SINTÉTICAS. Consumo de Sintéticas
Não havendo festas diminui o uso de substâncias sintéticas
Mas…. Esperamos pelo desconfinamento…

CANABIS. Erva e Haxixe
O consumo está muito mais aumentado que outrora, antigamente.
É ilegal, mas muito banal em Portugal. Consumo, em casa, na rua, nas festas, na escola, na universidade, etc. Qualidade?  DESCONHECIDA.
Agora, no confinamento … não abunda nos locais habituais. Por exemplo há doentes que me disseram que a Erva e Haxixe estão a preço de ouro. Mas, aqui em baixo não falta.

HEROINA
Não falta. Mas o consumo está muito mais reduzido que outrora, antigamente.

MEDICAMENTOS
Fármacos de abuso: aumento confirmado. Com e sem receita médica.
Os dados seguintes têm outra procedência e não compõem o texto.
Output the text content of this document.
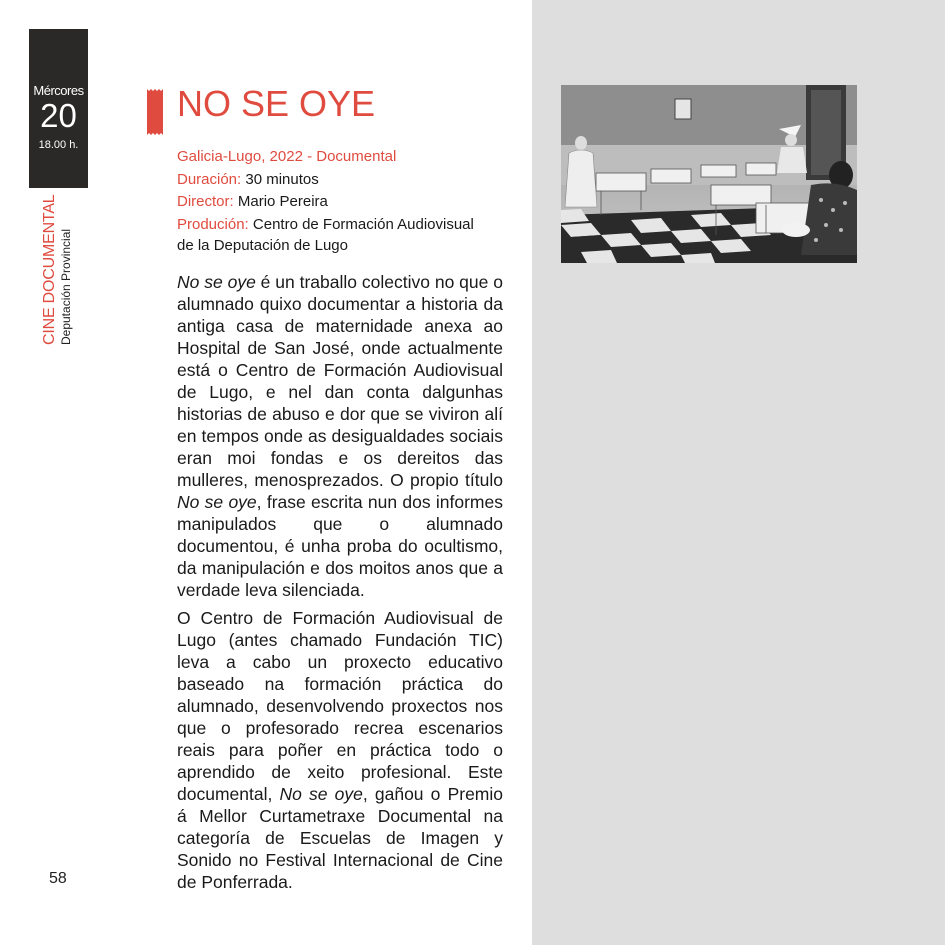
Mércores
20
18.00 h.
CINE DOCUMENTAL Deputación Provincial
58
NO SE OYE
Galicia-Lugo, 2022 - Documental
Duración: 30 minutos
Director: Mario Pereira
Produción: Centro de Formación Audiovisual
de la Deputación de Lugo

No se oye é un traballo colectivo no que o alumnado quixo documentar a historia da antiga casa de maternidade anexa ao Hospital de San José, onde actualmente está o Centro de Formación Audiovisual de Lugo, e nel dan conta dalgunhas historias de abuso e dor que se viviron alí en tempos onde as desigualdades sociais eran moi fondas e os dereitos das mulleres, menosprezados. O propio título No se oye, frase escrita nun dos informes manipulados que o alumnado documentou, é unha proba do ocultismo, da manipulación e dos moitos anos que a verdade leva silenciada.

O Centro de Formación Audiovisual de Lugo (antes chamado Fundación TIC) leva a cabo un proxecto educativo baseado na formación práctica do alumnado, desenvolvendo proxectos nos que o profesorado recrea escenarios reais para poñer en práctica todo o aprendido de xeito profesional. Este documental, No se oye, gañou o Premio á Mellor Curtametraxe Documental na categoría de Escuelas de Imagen y Sonido no Festival Internacional de Cine de Ponferrada.
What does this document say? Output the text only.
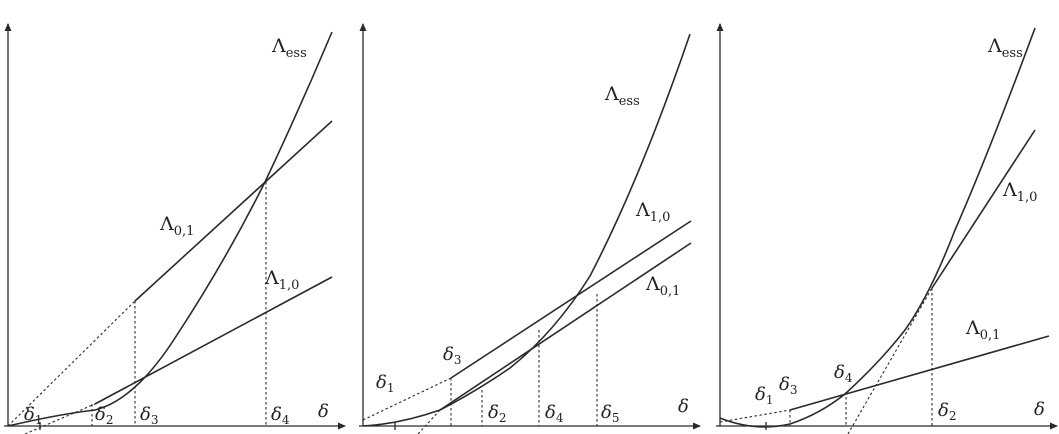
$\Lambda_{ess}$
$\Lambda_{0,1}$
$\Lambda_{1,0}$
$\delta_1$	$\delta_2$ $\delta_3$	$\delta_4$ δ
$\Lambda_{ess}$
$\Lambda_{1,0}$
$\Lambda_{0,1}$
$\delta_1$
$\delta_3$
$\delta_2$ $\delta_4$ $\delta_5$
δ
$\Lambda_{ess}$
$\Lambda_{1,0}$
$\Lambda_{0,1}$
$\delta_1$
$\delta_3$
$\delta_4$
$\delta_2$	δ
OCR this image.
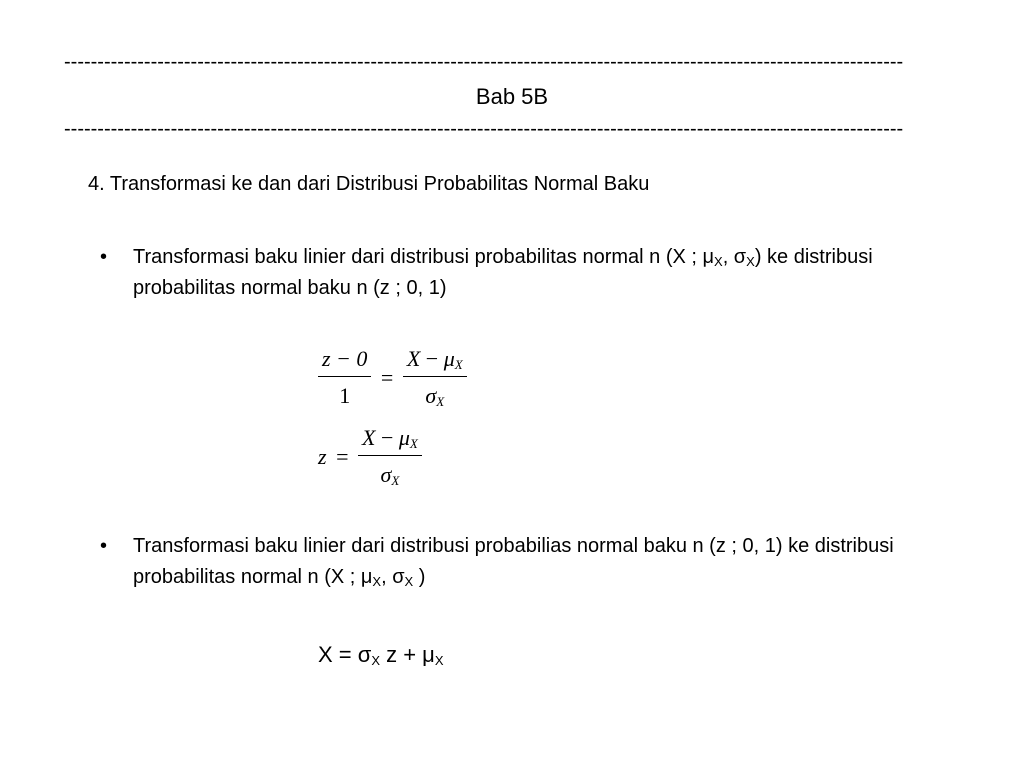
------------------------------------------------------------------------------------------------------------------------------
Bab 5B
------------------------------------------------------------------------------------------------------------------------------
4. Transformasi ke dan dari Distribusi Probabilitas Normal Baku
• Transformasi baku linier dari distribusi probabilitas normal n (X ; $\mu_X$, $\sigma_X$) ke distribusi probabilitas normal baku n (z ; 0, 1)
$\frac{z - 0}{1} = \frac{X - \mu_X}{\sigma_X}$
$z = \frac{X - \mu_X}{\sigma_X}$
• Transformasi baku linier dari distribusi probabilias normal baku n (z ; 0, 1) ke distribusi probabilitas normal n (X ; $\mu_X$, $\sigma_X$ )
$X = \sigma_X$ $z + \mu_X$
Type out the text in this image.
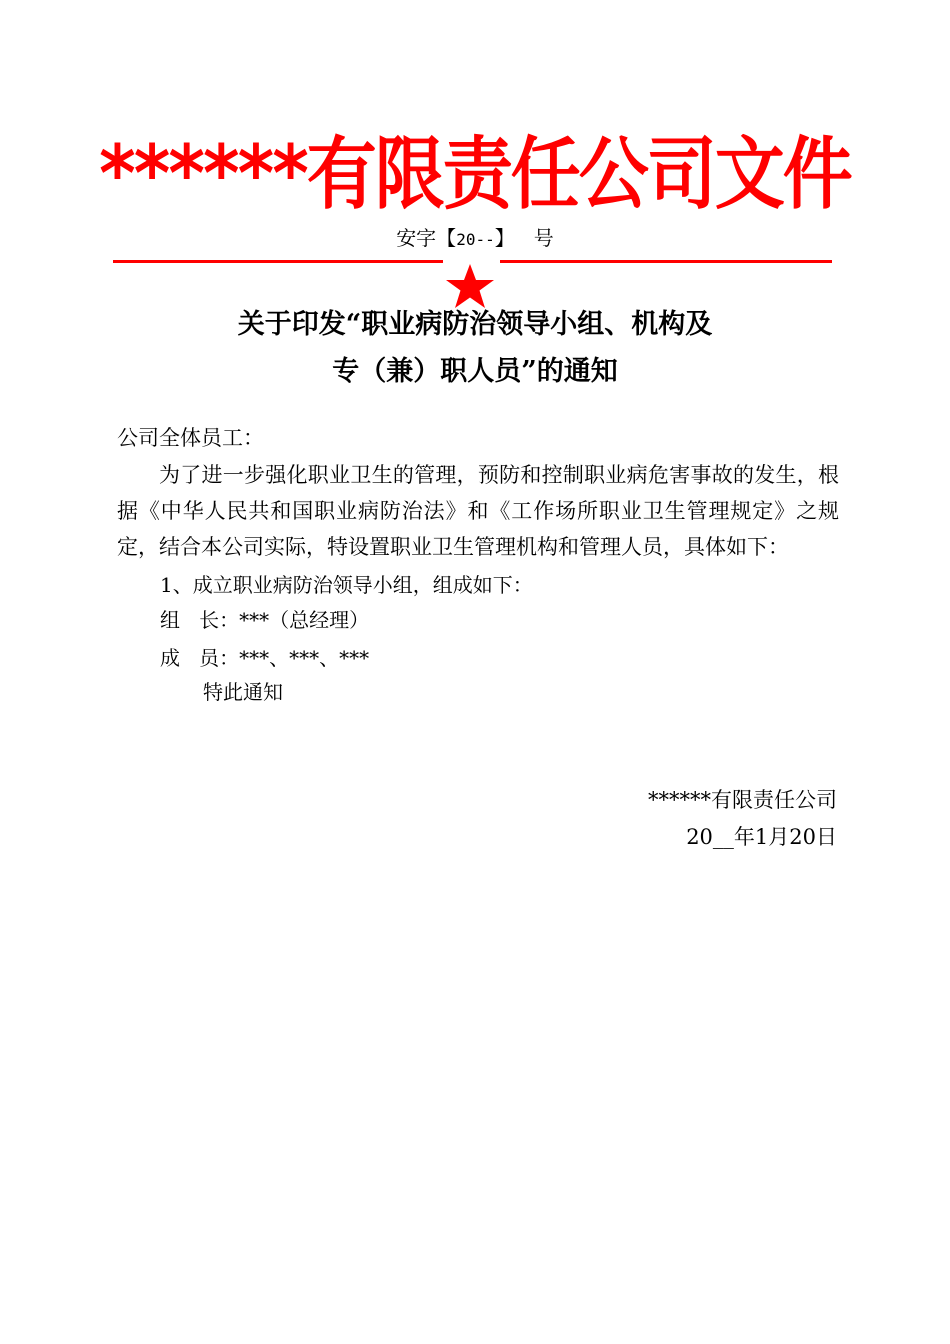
******有限责任公司文件
安字【20--】   号
关于印发“职业病防治领导小组、机构及
专（兼）职人员”的通知
公司全体员工：
为了进一步强化职业卫生的管理，预防和控制职业病危害事故的发生，根据《中华人民共和国职业病防治法》和《工作场所职业卫生管理规定》之规定，结合本公司实际，特设置职业卫生管理机构和管理人员，具体如下：
1、成立职业病防治领导小组，组成如下：
组   长：***（总经理）
成   员：***、***、***
特此通知
******有限责任公司
20__年1月20日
FALTA DE PROVISÃO DE MEDICAMENTOS NO TRATAMENTO
Aconteceu faltar medicamentos a doentes, por não terem acesso à consulta e até dificuldade ao telefonar para serviços.
Conheço recaídas em heroína relacionadas com a falta do tratamento com o medicamento opióide. Dois antigos doentes voltaram ao meu contacto, para desenrascar, por ter faltado, onde eram tratados, a resposta necessária.
Saliento que ao médico que o escuta, o doente que nele confia o que sente, não mente.

PREOCUPAÇÁO
PREOCUPAÇÁO PARA FUTURO PRÓXIMO
1.    Que socialmente não haja descuidos, nem pressas… em desconfinar.
O desconfinamento pode vir a trazer mais e mais riscos, SE NÃO FOR GRADUAL.
2.    A descompressão RÁPIDA PODE ORIGINAR AGRAVAMENTO DE COMPORTAMENTOS de risco para a saúde, com álcool e outras substâncias, riscos com sexo, jogo, compras, etc.
3.    Prevenir é educar BEM, informar e Precaver. Por exemplo face à cocaína e perante uma recaída… Se voltas "a riscar, começa com pouco e devagar".
Com heroína, para quem suspendeu, é idêntica a precaução.
Há importantes cuidados a ter e que importa esclarecer, para que se fique a saber.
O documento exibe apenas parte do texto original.